The Bisayan “Matahom si Maria” means that Maria is always beautiful. It can be yesterday, today, or tomorrow.
Now which language has a better way of saying it? Is it the generalize statement in Binisayâ or the selective statement in English? When I present this “problem” to my students in Binisayâ, majority will respond that Binisayâ has a wrong grammar. Why? Is it not that English is deficient because it do not have the aorist tense?
I am always asked by educated people why it is that when they will write in Binisayâ the sentences tends to be longer than English.
My usual answer is because you are thinking in English and translate it into Binisayâ. The grammars are different so your translation tends to be long.
Write it using Bisayan grammar and the English translation will be long. For example: “Nagpakapárì si Pedro.” The accurate translation is “Pedro is assuming the role of a priest.” It is different from “Nagpapari-pari si Pedro”, which means “Pedro is pretending to be a priest.
I have read books written in English regarding Thai and Chinese grammars. The usual approach is to discuss English in terms of the Thai or Chinese languages.
This is the approach that I use in my lectures. I discuss Binisayâ in terms of Binisayâ. If there is a need for comparison I compare it with English with Binisaya as the reference.
My companions in LUDABI and Akademiyang Bisaya explain Binisaya in terms of English. IT tends to consider that English has the correct grammar and Binisayâ is wrong if it will not conform to English. It is a common mentality among educated people.
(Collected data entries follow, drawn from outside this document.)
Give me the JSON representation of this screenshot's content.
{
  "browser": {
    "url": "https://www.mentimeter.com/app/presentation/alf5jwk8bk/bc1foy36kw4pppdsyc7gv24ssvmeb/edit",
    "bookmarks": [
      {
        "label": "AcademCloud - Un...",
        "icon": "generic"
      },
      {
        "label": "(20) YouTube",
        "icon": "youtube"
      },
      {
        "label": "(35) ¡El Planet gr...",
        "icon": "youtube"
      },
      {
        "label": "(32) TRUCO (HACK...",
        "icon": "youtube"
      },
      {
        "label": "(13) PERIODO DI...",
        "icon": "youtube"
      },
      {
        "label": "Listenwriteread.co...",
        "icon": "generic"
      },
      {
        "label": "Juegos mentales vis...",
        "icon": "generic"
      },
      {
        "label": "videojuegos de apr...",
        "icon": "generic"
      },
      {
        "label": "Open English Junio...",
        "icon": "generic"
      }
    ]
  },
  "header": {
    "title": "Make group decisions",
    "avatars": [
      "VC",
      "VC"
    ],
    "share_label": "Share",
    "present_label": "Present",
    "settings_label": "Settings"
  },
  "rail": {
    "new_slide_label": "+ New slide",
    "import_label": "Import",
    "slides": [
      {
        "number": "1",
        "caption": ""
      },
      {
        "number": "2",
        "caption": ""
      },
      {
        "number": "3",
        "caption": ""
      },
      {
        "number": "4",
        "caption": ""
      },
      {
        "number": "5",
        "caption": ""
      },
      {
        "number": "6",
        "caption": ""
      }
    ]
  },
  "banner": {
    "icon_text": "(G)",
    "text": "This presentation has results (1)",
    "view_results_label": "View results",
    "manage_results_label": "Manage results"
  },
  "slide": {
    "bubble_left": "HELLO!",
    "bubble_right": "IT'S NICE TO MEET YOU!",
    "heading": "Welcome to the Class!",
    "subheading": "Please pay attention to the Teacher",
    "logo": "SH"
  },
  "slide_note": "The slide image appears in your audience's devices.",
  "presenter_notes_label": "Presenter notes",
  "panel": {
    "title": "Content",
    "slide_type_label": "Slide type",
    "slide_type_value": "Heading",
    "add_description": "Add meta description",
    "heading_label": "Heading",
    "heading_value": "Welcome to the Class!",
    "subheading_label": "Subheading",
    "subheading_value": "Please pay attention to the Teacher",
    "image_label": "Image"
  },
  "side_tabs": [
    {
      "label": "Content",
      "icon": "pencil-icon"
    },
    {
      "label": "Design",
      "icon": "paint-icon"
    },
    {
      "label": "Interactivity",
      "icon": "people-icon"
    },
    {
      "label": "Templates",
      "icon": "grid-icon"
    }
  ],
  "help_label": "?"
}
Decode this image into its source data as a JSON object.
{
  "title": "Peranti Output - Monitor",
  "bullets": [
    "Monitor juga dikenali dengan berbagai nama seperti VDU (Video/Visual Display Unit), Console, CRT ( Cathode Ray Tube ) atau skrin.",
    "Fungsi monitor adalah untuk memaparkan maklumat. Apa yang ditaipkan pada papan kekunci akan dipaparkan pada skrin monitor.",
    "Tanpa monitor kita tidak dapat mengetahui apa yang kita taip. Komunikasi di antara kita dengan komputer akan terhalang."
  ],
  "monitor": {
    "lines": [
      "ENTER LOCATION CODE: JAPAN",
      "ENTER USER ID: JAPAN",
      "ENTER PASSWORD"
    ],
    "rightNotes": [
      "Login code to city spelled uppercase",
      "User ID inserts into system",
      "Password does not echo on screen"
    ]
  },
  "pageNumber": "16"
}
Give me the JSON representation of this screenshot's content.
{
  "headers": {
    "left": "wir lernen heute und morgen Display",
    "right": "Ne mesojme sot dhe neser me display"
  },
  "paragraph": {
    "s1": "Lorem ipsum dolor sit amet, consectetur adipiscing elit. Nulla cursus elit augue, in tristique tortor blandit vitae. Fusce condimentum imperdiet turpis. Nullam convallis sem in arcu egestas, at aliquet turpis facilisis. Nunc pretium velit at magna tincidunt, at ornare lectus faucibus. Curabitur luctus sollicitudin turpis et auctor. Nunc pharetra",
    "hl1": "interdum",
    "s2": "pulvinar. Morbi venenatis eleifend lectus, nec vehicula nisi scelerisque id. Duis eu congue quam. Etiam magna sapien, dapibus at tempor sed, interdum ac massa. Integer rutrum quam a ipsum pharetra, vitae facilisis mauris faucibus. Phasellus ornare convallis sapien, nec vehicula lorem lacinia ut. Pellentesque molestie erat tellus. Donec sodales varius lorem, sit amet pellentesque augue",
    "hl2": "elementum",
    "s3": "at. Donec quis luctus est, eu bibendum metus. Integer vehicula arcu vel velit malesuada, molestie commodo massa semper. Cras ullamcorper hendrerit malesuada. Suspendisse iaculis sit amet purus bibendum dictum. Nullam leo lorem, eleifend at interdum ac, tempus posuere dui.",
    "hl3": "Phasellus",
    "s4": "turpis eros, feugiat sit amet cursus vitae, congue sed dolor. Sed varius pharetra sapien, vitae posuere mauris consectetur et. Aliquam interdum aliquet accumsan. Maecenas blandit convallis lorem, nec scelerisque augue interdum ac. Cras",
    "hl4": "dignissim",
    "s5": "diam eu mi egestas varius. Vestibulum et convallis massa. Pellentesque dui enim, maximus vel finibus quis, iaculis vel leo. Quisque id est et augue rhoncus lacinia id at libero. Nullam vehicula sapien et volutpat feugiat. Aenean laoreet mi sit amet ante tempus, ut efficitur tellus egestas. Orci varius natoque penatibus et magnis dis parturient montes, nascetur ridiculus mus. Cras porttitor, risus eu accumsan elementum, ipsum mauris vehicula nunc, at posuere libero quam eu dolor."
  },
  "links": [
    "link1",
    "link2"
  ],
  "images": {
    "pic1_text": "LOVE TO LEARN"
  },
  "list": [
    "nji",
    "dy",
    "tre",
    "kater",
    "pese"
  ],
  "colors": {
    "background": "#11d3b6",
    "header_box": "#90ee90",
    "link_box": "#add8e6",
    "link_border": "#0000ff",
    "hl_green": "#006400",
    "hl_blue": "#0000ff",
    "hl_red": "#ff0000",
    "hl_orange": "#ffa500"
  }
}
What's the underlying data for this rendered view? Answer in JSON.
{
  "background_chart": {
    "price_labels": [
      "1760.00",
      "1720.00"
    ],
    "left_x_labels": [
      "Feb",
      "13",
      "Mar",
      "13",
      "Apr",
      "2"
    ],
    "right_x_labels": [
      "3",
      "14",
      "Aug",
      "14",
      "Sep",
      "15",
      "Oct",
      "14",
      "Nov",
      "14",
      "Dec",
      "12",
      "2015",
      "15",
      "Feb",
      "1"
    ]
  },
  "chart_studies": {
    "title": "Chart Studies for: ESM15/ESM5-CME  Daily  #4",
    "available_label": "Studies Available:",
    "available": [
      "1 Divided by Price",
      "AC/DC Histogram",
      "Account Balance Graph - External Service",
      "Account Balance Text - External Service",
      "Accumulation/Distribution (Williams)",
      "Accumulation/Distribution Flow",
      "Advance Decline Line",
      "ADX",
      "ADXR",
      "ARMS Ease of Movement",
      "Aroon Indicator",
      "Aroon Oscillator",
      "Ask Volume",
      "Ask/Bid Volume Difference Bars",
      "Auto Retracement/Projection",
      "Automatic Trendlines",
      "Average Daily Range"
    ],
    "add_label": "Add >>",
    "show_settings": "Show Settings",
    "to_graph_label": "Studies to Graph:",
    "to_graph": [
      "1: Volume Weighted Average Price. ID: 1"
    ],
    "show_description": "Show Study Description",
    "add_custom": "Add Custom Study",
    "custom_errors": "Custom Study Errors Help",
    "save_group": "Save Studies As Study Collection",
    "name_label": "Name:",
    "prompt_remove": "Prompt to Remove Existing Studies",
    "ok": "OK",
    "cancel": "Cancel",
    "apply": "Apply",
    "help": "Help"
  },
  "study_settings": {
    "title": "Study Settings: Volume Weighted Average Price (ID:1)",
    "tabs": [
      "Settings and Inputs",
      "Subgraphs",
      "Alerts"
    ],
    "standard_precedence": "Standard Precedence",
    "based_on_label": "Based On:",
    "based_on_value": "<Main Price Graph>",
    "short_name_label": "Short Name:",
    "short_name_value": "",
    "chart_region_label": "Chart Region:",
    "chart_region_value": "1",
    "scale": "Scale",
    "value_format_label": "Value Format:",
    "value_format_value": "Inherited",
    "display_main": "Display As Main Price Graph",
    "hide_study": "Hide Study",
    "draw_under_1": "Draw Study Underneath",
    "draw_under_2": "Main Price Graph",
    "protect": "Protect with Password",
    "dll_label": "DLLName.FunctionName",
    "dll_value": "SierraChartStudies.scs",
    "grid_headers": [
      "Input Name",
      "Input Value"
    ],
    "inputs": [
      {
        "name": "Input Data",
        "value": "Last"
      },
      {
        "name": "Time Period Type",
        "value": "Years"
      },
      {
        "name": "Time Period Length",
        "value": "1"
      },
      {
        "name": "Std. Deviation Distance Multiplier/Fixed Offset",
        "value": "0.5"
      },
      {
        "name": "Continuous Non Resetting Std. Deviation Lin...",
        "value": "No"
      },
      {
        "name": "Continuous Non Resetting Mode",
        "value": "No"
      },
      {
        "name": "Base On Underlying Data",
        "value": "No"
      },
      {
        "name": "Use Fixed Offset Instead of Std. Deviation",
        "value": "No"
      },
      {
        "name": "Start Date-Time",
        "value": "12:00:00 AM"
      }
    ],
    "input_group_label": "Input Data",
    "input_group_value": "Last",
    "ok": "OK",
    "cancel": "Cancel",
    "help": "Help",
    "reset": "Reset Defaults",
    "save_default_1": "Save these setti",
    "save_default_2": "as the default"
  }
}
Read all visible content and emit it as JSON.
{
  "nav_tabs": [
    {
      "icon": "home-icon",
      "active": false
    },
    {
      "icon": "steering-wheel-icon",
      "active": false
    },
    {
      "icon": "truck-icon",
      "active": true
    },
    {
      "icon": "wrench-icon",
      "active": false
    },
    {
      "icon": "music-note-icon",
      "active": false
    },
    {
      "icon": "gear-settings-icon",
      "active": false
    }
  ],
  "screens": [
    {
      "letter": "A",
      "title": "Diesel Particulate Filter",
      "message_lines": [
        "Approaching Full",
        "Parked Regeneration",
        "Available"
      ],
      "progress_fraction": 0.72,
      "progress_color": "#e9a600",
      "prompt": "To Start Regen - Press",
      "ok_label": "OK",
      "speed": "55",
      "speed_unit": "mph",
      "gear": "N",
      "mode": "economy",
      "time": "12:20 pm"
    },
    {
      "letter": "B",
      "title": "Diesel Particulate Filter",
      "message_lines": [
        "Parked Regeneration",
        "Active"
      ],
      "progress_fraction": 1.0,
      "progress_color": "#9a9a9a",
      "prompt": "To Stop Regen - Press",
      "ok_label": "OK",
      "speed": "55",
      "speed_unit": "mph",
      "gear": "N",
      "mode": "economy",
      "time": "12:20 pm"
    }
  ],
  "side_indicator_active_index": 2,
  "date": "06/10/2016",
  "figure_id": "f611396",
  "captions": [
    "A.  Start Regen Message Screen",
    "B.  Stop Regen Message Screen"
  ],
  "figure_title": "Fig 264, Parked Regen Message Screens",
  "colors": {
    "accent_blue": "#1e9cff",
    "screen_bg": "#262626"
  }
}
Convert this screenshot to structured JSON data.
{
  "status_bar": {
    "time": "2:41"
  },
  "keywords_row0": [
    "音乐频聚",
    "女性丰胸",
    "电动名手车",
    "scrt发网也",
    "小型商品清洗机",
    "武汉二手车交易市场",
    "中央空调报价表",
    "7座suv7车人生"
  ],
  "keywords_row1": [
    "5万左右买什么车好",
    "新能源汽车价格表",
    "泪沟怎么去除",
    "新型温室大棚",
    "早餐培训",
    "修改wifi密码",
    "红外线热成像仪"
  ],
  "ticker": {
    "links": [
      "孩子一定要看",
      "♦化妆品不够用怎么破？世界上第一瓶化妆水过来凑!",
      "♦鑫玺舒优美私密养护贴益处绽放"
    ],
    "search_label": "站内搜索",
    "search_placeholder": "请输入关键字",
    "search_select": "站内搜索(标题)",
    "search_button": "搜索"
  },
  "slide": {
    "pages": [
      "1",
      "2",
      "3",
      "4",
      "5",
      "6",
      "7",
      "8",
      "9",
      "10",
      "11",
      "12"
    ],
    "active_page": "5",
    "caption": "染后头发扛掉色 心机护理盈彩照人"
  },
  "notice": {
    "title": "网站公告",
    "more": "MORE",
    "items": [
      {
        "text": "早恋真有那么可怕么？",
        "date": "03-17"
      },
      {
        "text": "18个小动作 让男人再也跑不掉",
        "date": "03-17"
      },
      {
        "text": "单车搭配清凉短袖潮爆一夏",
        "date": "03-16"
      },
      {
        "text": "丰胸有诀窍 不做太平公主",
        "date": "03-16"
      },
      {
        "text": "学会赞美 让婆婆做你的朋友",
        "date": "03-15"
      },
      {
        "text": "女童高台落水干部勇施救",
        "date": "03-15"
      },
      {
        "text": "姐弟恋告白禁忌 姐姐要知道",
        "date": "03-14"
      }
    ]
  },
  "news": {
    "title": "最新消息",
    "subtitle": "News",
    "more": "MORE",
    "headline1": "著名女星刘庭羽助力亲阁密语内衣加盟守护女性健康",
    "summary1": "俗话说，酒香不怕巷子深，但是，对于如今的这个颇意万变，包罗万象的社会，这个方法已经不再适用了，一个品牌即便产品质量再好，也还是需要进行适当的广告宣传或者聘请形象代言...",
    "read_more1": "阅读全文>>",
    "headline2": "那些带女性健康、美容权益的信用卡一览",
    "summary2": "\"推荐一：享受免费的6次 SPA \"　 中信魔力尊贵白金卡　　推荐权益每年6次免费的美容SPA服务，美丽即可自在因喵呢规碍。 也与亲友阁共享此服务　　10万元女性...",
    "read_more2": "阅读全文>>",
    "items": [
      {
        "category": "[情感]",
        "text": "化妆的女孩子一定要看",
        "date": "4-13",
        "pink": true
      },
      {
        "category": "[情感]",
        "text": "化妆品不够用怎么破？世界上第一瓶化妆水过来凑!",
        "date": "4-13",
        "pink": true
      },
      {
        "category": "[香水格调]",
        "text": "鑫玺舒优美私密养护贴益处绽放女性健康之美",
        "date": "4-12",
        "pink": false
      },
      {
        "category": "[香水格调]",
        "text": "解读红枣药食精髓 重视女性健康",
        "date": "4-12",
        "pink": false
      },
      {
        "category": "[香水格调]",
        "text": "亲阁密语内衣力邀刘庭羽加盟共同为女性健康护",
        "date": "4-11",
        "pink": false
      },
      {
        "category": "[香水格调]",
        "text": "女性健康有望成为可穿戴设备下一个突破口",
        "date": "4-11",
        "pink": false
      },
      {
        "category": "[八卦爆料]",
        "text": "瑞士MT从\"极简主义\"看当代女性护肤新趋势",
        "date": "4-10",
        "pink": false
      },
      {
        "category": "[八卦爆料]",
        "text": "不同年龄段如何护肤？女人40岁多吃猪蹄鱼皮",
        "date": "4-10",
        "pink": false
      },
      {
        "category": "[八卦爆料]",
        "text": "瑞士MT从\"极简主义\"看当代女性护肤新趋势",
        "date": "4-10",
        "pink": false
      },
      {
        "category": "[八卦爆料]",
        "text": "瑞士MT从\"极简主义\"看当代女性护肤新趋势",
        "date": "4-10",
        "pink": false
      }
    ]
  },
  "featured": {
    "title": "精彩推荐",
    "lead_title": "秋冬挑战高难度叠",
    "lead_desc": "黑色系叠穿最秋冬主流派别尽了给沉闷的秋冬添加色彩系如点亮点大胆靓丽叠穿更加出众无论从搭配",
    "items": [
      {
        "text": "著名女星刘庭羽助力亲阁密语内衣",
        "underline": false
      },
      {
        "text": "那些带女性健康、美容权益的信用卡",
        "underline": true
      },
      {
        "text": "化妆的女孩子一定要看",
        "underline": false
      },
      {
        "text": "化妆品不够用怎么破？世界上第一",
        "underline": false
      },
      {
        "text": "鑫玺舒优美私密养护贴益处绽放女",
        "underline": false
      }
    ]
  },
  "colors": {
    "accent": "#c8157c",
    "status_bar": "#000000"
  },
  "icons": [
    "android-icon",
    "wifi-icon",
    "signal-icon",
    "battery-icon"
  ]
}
For example they will say that bato is a noun. I always say, “Wait a minute”, bato is only a base word. It can become any of the substantive words. “Bató = stone” is a noun. “Báto” with stress in “ba..” means throw stones and is a verb. “Batoón = stony” is adjective and “batóon = will throw stone” is a verb. “Kabatoán” is adjective while “batoánay” can be a verb or adverb. How about “bato-báto”, “binatóan”, “nabató”, etc, and hundred other variations?
You must be able to handle the more than 4,300 affixes in order to have a good intellectualized Binisayâ.
The best reference book that I read is the “Analysis of the Syntax and the System of Affixes in the Bisayà Language” by J.D. v.d. Bergh, M.S.C. originally written in Dutch for Dutch missionaries and translated to English by G. Trienekens, M.S.C., 1958.
The Sacred Heart Missionaries (M.S.C.) are assigned in Surigao, Surigao and Cordova, Cebu. The Bisayan language is analyzed in terms of elements and not the usual subject and predicate of the English taught in school.
Why do we want Binisayâ to be intellectualized? It is because there is so much local knowledge in the towns and barrios that are neglected and not included in the school system. What are our medicinal plants? How about our proverbs, culture and traditions? What happened to our science and mathematics? A culture that can already count from zero to billion or build ships of 2,000 tons weight with two or three tiers or bireme (Bis: saníb) or trireme (Bis: lapíd) is a culture worth preserving.